Yo me creo en el infierno, por tanto, estoy allí.
Arthur Rimbaud


A consciencia de un mundo lejano e inasible cuanto más abstracto y conceptual, Charles Baudelaire, poeta francés y hombre docto, escribe Las flores del mal, uno de los más grandes acontecimientos de la poesía moderna. Escrito, en realidad, para una minoría de preocupaciones esencialmente espirituales y adscrita a una esfera de consciencias capaces de reconocer la naturaleza (bien sustancial más que ultraterrena) que impera sobre el hombre, el libro consiguió la desdeñosa recepción de la segunda mitad del siglo XVIII; época que asienta los condicionamientos del individuo, no pudo sino rechazarlo bajo la protesta de una moral establecida que resentiría la amenaza de esta transgresión. Empero, pues a despecho de toda opinión, el libro se publicó en 1857.

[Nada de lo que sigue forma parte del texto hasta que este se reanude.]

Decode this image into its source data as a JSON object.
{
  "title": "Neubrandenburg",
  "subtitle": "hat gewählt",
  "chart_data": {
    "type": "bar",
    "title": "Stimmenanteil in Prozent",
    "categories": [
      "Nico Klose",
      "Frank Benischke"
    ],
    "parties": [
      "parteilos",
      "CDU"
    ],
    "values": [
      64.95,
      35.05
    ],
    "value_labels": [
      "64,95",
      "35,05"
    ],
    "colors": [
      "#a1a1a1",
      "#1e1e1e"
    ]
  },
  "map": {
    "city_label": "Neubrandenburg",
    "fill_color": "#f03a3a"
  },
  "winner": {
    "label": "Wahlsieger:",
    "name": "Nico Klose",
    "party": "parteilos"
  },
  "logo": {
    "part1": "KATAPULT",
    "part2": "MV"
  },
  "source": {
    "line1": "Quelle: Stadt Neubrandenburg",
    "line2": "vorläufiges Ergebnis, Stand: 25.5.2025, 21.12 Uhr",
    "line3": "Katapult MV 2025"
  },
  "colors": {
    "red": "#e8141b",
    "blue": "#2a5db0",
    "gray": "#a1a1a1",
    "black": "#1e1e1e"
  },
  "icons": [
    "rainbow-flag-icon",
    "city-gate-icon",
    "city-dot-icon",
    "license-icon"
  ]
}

Reconquista de un mundo ulterior (si no inverso o análogo), la pluma de Baudelaire libera a las palabras del racionalismo que engulle, ablanda y expulsa la expresión del espíritu, su decir auténtico en tanto su visión extrae el decir del mundo. Esta preocupación por develar la esfera de significados es el resultado de la reverberación del espíritu romántico del poeta en contacto con un mundo hermético e inaprensible que, hasta hacía poco tiempo, los clasistas identificaban bajo el lente del racionalismo: la sustancia de la Realidad, si bien no suprimida, trató de homogeneizarse con la forma que la condensaba (el naturalismo es el resultado de esa abominación). Dictaminar, pues, que Las flores del mal representa la ruptura con este movimiento, implica reconocer que la vastedad de las exigencias espirituales y reconciliatorias entre el ser y el mundo ha llegado a sus últimas consecuencias; el hecho, aunado a una revaloración del símbolo (esto es, la representación análoga del mundo), consiente incurrir en el deseo de unidad que conmueve y desgarra a Charles Baudelaire: un impulso creador que trasciende su poética y que da la espalda al deseo reconciliatorio a la vez que da la cara al spleen sólo para hundirse, orgullosa, furiosamente, en esa vida de hastío, repulsión y náusea. Tal es su convicción.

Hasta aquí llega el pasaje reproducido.